An absent name is John Masefield who was writing earlier and lived longer than most Georgians. He is best known for Salt-Water Ballads (1902) and for his narrative poem The Everlasting Mercy (1910). John Masefield was Poet Laureate from 1930 to 1967.
James Elroy Flecker was almost exactly a contemporary of Rupert Brooke. Both died in 1915 – Brooke on a troopship bound for the Dardanelles and Flecker in a Swiss sanatorium. Both of them fantasised about death, Flecker more so because he was diagnosed with consumption in 1910. The following quotation is taken from Flecker’s Golden Journey to Samarkand and reappeared posthumously in his verse play Hassan (1922) for which Edward Elgar composed a score; and Elgar’s music could be as lush and seductive as the verse.

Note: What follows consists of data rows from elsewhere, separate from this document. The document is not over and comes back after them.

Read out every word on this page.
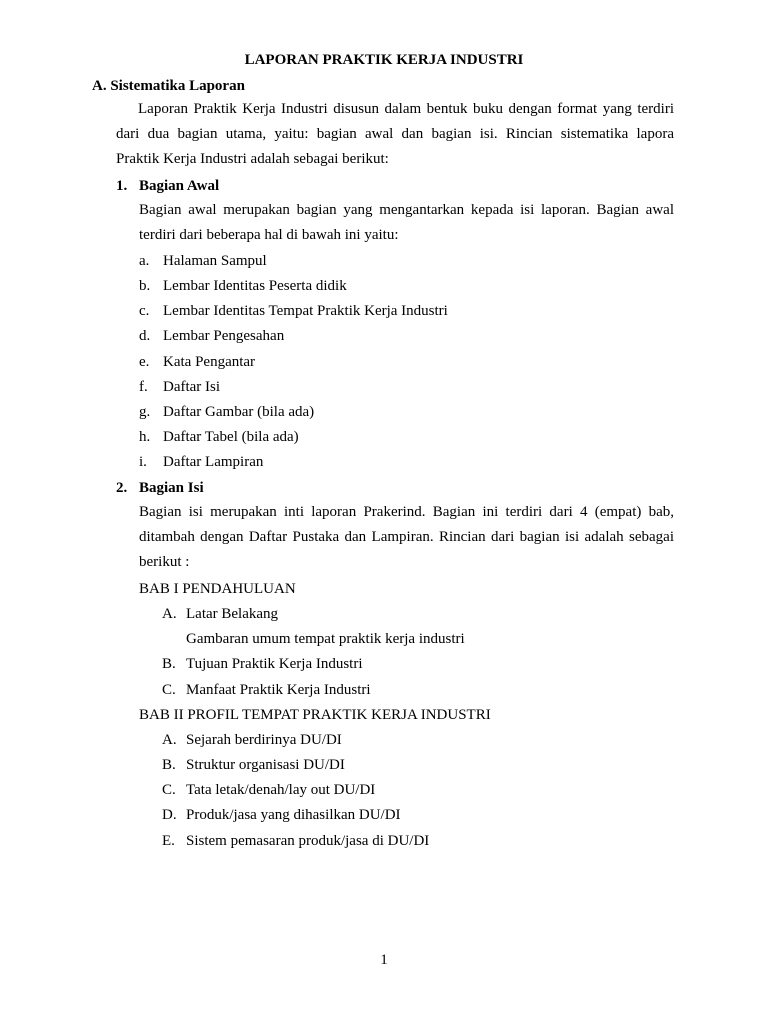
LAPORAN PRAKTIK KERJA INDUSTRI
A. Sistematika Laporan
Laporan Praktik Kerja Industri disusun dalam bentuk buku dengan format yang terdiri
dari dua bagian utama, yaitu: bagian awal dan bagian isi. Rincian sistematika lapora
Praktik Kerja Industri adalah sebagai berikut:
1. Bagian Awal
Bagian awal merupakan bagian yang mengantarkan kepada isi laporan. Bagian awal
terdiri dari beberapa hal di bawah ini yaitu:
a. Halaman Sampul
b. Lembar Identitas Peserta didik
c. Lembar Identitas Tempat Praktik Kerja Industri
d. Lembar Pengesahan
e. Kata Pengantar
f. Daftar Isi
g. Daftar Gambar (bila ada)
h. Daftar Tabel (bila ada)
i. Daftar Lampiran
2. Bagian Isi
Bagian isi merupakan inti laporan Prakerind. Bagian ini terdiri dari 4 (empat) bab,
ditambah dengan Daftar Pustaka dan Lampiran. Rincian dari bagian isi adalah sebagai
berikut :
BAB I PENDAHULUAN
A. Latar Belakang
Gambaran umum tempat praktik kerja industri
B. Tujuan Praktik Kerja Industri
C. Manfaat Praktik Kerja Industri
BAB II PROFIL TEMPAT PRAKTIK KERJA INDUSTRI
A. Sejarah berdirinya DU/DI
B. Struktur organisasi DU/DI
C. Tata letak/denah/lay out DU/DI
D. Produk/jasa yang dihasilkan DU/DI
E. Sistem pemasaran produk/jasa di DU/DI
1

We who with songs beguile your pilgrimage
And swear that Beauty lives though lilies die,
We poets of the proud old lineage
Who sing to find your hearts, we know not why,-
What shall we tell you? tales, marvellous tales
Of ships and stars and isles where good men rest,
Where nevermore the rose of sunset pales,
And winds and shadows fall toward the West.

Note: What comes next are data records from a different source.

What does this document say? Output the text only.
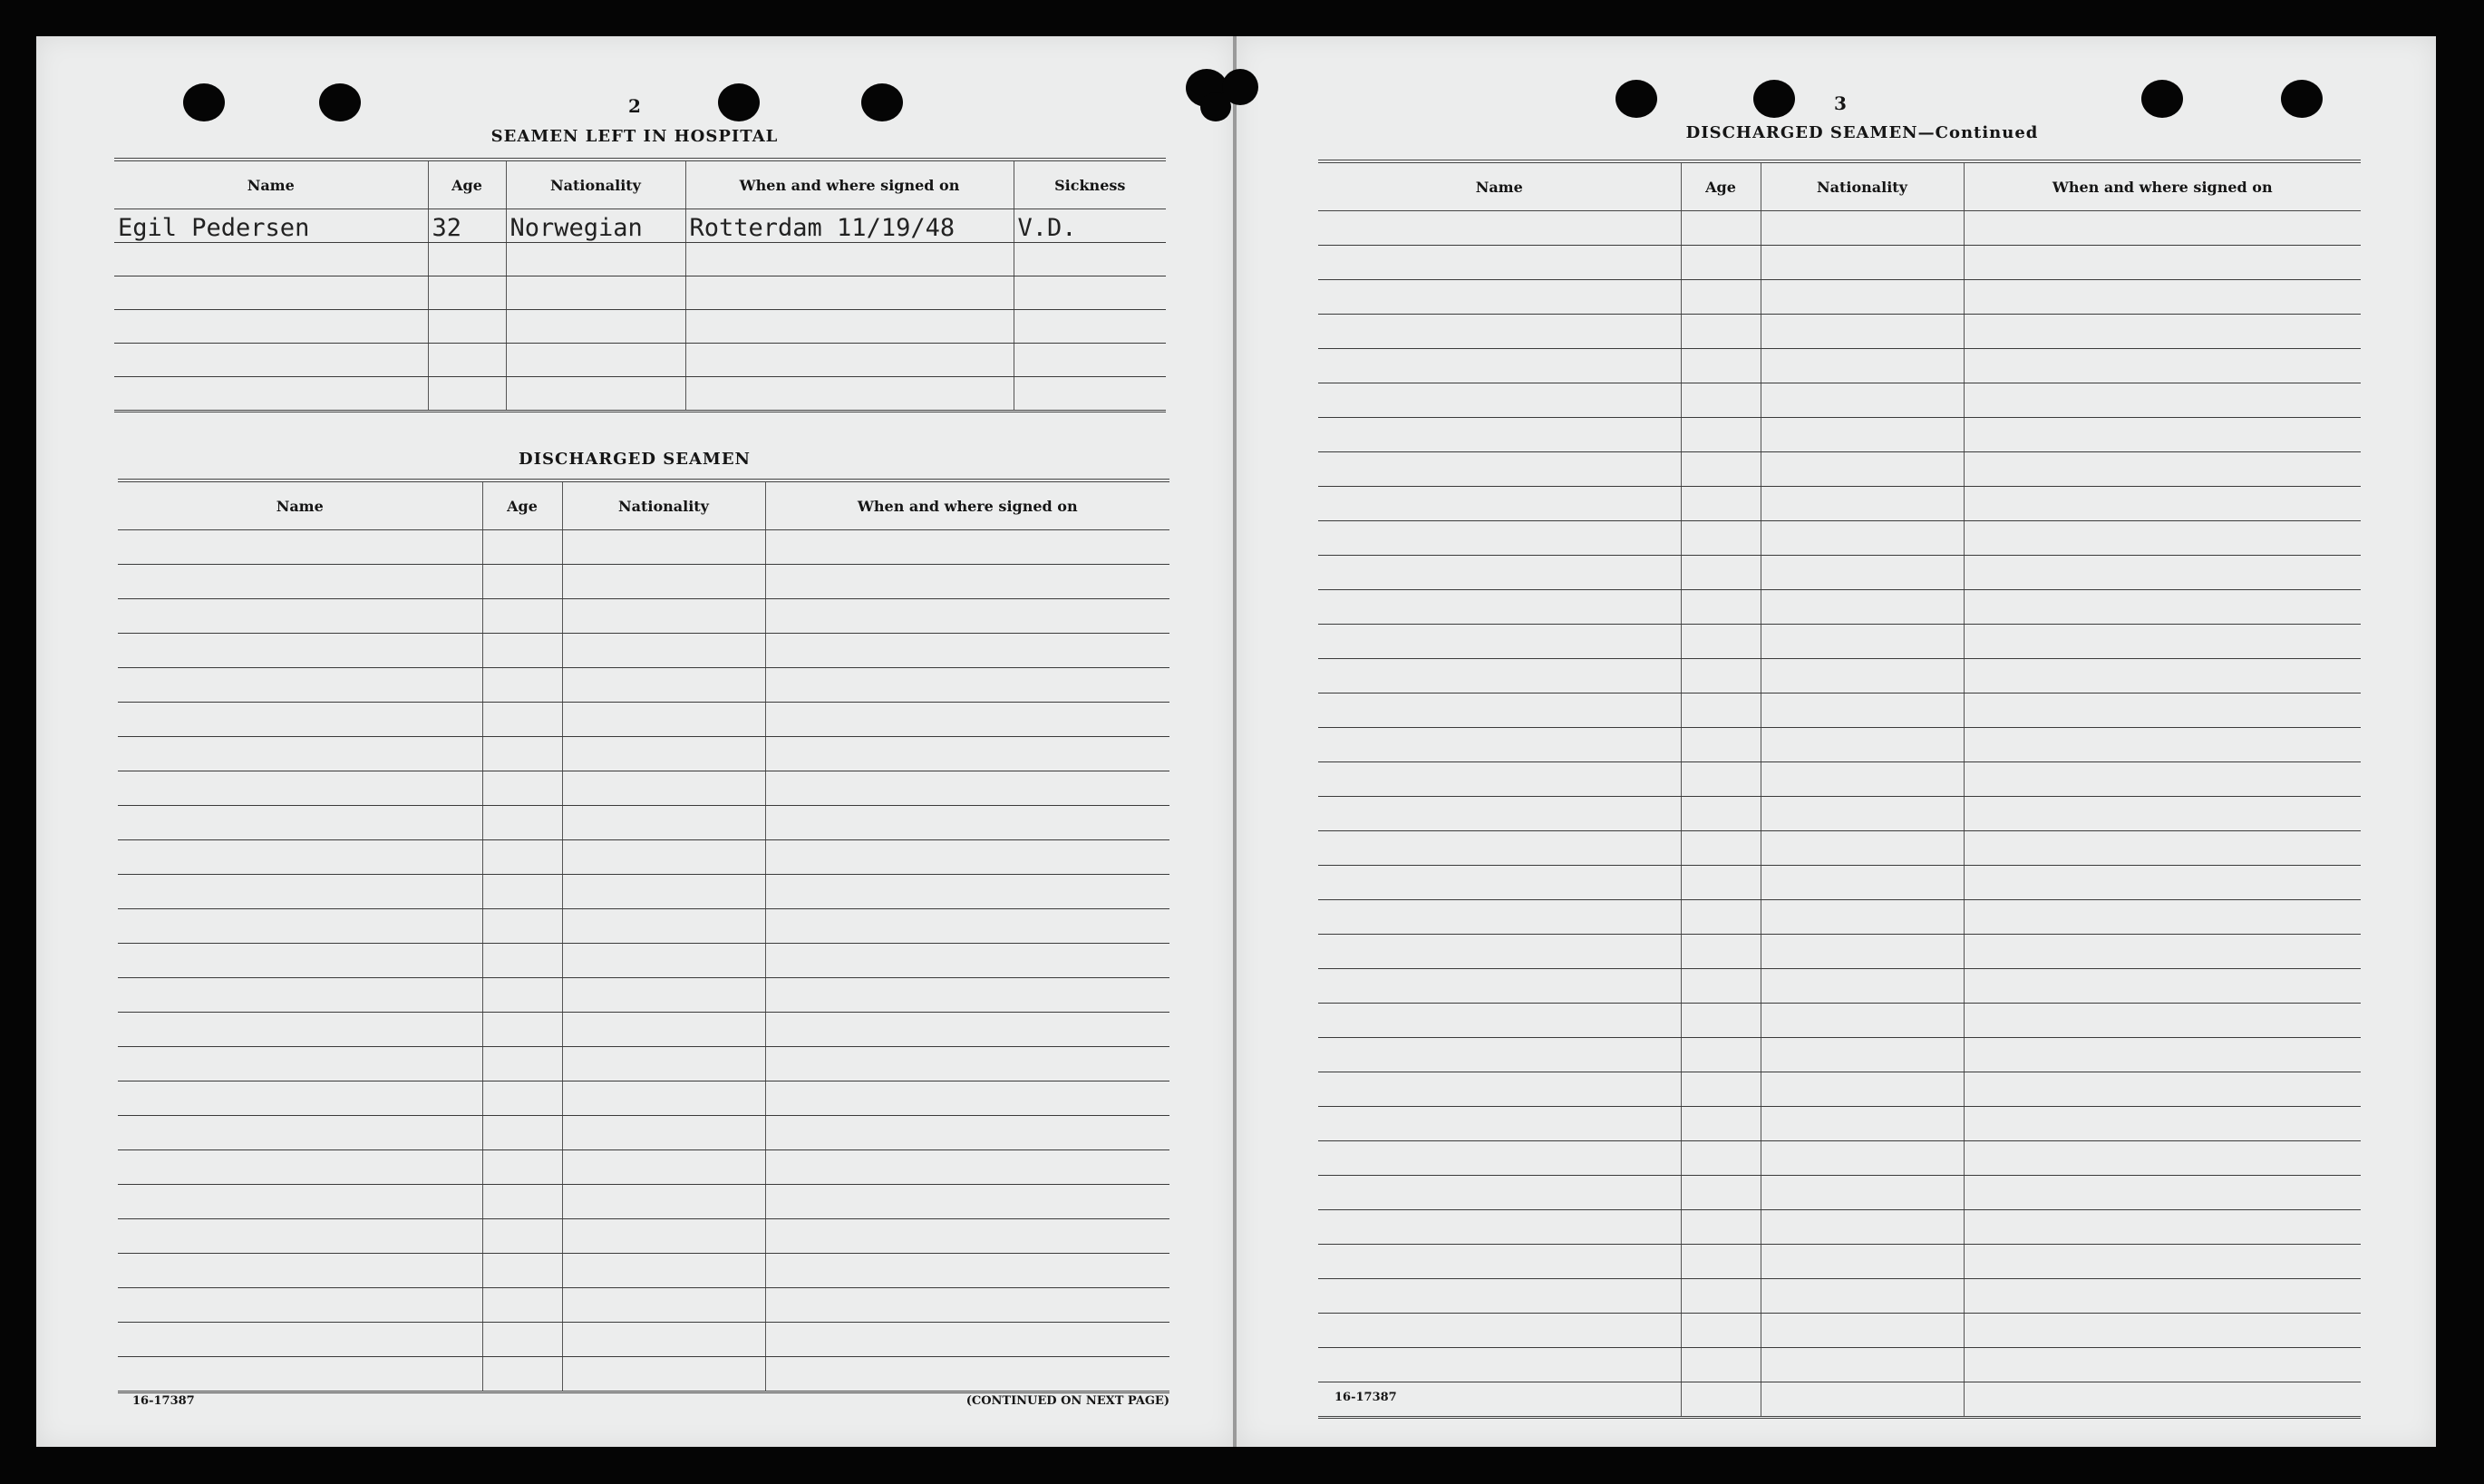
2
SEAMEN LEFT IN HOSPITAL
Name	Age	Nationality	When and where signed on	Sickness
Egil Pedersen	32	Norwegian	Rotterdam 11/19/48	V.D.

DISCHARGED SEAMEN
Name	Age	Nationality	When and where signed on

16-17387	(CONTINUED ON NEXT PAGE)
3
DISCHARGED SEAMEN—Continued
Name	Age	Nationality	When and where signed on

16-17387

And how beguile you? Death has no repose
Warmer and deeper than that orient sand
Which hides the beauty and bright faith of those
Who made the Golden Journey to Samarkand.
(The Golden Journey to Samarkand)
This golden journey, as Ezra Pound remarked, took place merely on paper, yet Flecker still enjoys a popularity that other Georgians have lacked or lost. Looking at his brief life and works in more detail:
Flecker’s father was a clergyman and headmaster of Dean Close School, where Flecker was a day boy. He attended Trinity College Oxford and also Caius College Cambridge where he studied Arabic, Persian and Turkish before joining the diplomatic service. He served as Vice-Consul in Constantinople (Istanbul), Smyrna (Izmir), and Beirut from 1910 to 1913; however, his health was poor and he was diagnosed with tuberculosis. At the outbreak of the First World War he was not quite 30 years old and unfit for military service. He died five months later in a sanatorium. His grave in Cheltenham, England, bears the epitaph ‘O Lord, restore his realm to the dreamer.’
Flecker’s verse is high on sensibility and often low on sense. The Dying Patriot bears a resemblance to Rupert Brooke’s The Soldier in that it urges the living to carry on where the dead left off, but it lacks the curious Englishness on which Brooke is insistent.
There’s a house that Britons walked in, long ago,
Where now the springs of ocean fall and flow,
And the dead robed in red and sea-lilies overhead
Sway when the long winds blow.
Sleep not, my country: though night is here, afar
Your children of the morning are clamorous for war:
Fire in the night, O dreams!
Though she send you as she sent you, long ago,
South to the desert, east to ocean, north to snow,
West of these out to seas colder than the Hebrides I must go
Where the fleet of stars is anchored, and the young star-captains glow.
(The Dying Patriot)
What are these dead robed in red but the noble ancestors who have suffered a sea change? The verse is trance-like and lulling – a mixture of amniotic fluid and the tranquillity of amnesia. Those (patriots) who have gone before and the country itself require the young (children of the morning) to go to the ends of the earth in Imperial service. Meanwhile, the dying patriot himself (why not herself) is about to become part of a constellation in mark of heroism, to glow warmly for evermore in the cold night sky. The soul is headed westwards on the path of the dead. ‘Hebrides’ sounds a little odd, as though Hesperides didn’t quite fit, and geographical quibbles over cardinal points have no place in poetry – but it’s not odd when the word ‘Britons’ is considered. This is good native stuff overlaid on Greek myth. It’s the poetry of 1914 and ‘over by Christmas’ and it cheered the Oxbridge volunteers of August for whom a war was but a distant prospect and excitement and a firefly blaze of glory.